The biggest losses within the industry came from cable providers whose 2010 losses represented a 42 percent jump over 2009, with market share dropping below 60 percent as both satellite and telecommunication providers experienced medium growth over the same time period.
“Despite the inconclusive trend lines between sub adds and sub penetration rates, the fourth-quarter gains do reinforce the importance of multichannel video, and we project more stable macroeconomic conditions will guide the way for absolute video sub adds if not gains in penetration,” according to the SNL Kagan report.
However, the firm did substantiate concerns over the increasing number of screen and access to content previously exclusive to MVPDs.
“The changing content landscape impacts the potential pool of video subs negatively so we expect intra-multichannel competition to escalate while video penetration rates decline over the long-term,” wrote SNL Kagan.
Rovi prepared for changing media consumption landscape
Given the leveling off of MVPD subscriber growth and increased pressure to enable video consumption from a variety of sources, the market seems ready for the regulatory intervention included in the AllVid proposal, analysts say. The new system would establish an adapter enabling “smart devices” produced by consumer electronics manufacturers to access television channels, tuner settings, programming data and interactive guides provided by MVPDs. These “smart devices” could then juxtapose this content alongside over-the-top media to create a comprehensive media browsing experience. It would be similar to shopping for groceries at a single, large supermarket instead of visiting different markets for each separate food item.

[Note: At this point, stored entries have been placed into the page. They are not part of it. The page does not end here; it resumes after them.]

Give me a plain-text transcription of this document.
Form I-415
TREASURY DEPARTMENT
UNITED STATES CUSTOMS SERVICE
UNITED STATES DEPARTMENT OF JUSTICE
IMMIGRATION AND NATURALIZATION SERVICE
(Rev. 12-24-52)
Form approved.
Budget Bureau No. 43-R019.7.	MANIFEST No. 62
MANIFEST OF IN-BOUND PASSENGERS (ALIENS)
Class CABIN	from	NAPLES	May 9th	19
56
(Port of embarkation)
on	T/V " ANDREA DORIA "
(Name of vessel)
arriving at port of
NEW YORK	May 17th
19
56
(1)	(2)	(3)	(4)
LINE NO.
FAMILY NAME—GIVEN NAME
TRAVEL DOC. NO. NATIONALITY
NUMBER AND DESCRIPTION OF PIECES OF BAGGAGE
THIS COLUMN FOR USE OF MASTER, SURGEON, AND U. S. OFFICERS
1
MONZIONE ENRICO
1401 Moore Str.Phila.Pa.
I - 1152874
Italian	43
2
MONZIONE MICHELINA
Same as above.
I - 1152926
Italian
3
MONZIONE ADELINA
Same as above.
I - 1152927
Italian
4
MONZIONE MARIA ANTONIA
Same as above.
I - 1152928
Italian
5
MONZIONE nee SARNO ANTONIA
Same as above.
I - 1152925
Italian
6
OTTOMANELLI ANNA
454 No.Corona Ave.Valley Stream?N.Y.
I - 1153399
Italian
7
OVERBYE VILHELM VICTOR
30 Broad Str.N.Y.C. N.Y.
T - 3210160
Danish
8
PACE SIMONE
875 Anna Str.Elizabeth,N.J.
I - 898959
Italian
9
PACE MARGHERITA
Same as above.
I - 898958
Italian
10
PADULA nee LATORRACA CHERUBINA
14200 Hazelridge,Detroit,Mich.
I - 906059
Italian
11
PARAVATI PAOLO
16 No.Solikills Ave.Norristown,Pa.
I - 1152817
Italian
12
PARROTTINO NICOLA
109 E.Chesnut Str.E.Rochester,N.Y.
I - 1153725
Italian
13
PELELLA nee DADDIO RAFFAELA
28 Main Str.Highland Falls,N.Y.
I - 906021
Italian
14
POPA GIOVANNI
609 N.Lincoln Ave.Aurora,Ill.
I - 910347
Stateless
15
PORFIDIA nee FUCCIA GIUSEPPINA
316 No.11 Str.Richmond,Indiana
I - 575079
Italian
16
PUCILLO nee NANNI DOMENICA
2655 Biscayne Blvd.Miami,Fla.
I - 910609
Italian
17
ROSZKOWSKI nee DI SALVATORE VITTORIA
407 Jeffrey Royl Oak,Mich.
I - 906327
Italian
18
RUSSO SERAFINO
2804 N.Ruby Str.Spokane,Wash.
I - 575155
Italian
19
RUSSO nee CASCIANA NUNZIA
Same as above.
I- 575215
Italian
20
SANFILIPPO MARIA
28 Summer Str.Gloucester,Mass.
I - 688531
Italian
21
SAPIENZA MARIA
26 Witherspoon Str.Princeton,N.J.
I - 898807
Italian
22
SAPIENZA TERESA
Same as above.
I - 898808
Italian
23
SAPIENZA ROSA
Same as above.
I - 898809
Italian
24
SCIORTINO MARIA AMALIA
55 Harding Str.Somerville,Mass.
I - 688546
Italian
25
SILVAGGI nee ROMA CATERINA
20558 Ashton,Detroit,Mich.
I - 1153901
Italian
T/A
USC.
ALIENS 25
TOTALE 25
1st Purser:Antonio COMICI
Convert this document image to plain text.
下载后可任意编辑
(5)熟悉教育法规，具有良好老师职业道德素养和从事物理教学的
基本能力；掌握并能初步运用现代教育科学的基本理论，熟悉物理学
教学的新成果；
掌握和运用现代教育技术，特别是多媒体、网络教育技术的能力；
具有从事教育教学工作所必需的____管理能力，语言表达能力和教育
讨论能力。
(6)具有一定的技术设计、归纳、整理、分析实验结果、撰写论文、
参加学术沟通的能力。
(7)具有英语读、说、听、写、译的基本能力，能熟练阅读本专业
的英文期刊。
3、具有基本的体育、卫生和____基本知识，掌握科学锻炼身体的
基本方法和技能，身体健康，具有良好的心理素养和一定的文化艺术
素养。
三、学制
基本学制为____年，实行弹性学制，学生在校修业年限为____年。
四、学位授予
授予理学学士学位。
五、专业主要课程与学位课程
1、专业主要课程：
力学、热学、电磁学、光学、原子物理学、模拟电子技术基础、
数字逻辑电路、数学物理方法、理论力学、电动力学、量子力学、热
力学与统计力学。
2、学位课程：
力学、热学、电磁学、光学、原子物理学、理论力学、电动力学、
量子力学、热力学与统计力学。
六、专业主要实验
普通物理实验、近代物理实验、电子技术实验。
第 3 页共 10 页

Rovi, anticipating this change in consumption habits, has already established itself within the new media ecosystem with its latest MediaCloud offering, which the company unveiled at the 2011 Consumer Electronics Show.
MediaCloud utilizes various web-based services, such as search and recommendation engines, programming data and advertising, to deliver a robust user interface through which users can discover and access media content.
Available for a variety of platforms (including televisions, desktop/laptop computers and mobile devices), MediaCloud only requires an active Internet connection to deliver its array of services.
“Rovi is helping our customers and companies in the entertainment industry bring a variety of products for the connected digital entertainment experience,” said Corey Ferengul, Rovi’s Executive Vice President of product management at the 2011 CES.
At the demonstration, Rovi presented a customized user interface integrating web-based video and users’ personal content on a Samsung television. Rovi hopes its other customers, including nearly every major television manufacturer (i.e. Vizio, Pioneer, Sharp, Philips, Panasonic, etc.), incorporate MediaCloud services into their new lines of web-connected “smart TVs”. Though sales of “smart TVs” remained tepid in 2010, Rovi and consumer electronics manufacturers expect these sets to be more attractive to consumers if the AllVid proposal were approved by the target date of December 31, 2012.
Meanwhile Rovi’s short-term growth is expected in the area of mobile entertainment. While the company has built IPG apps for mobile phones and tablets, “the app is merely a beginning for us,” said Rovi’s President and Chief Executive Officer Fred Amoroso during the company’s Q4 2010 earnings call. Amoroso envisions the creation of a new basic “white label” app capable of delivering MediaCloud services to consumer electronics manufacturers and MVPDs, spurning increased competition among the two customer bases.
Should the AllVid proposal become an established standard, consumer electronics manufacturers and MVPDs would be free to display their own IPGs, allowing the end-user to choose which guide suits them, said Ferengul at the 2011 CES. For Rovi, which stands poised to charge premium prices for programming data and interactive guides, analysts say, competition is likely to bear better business.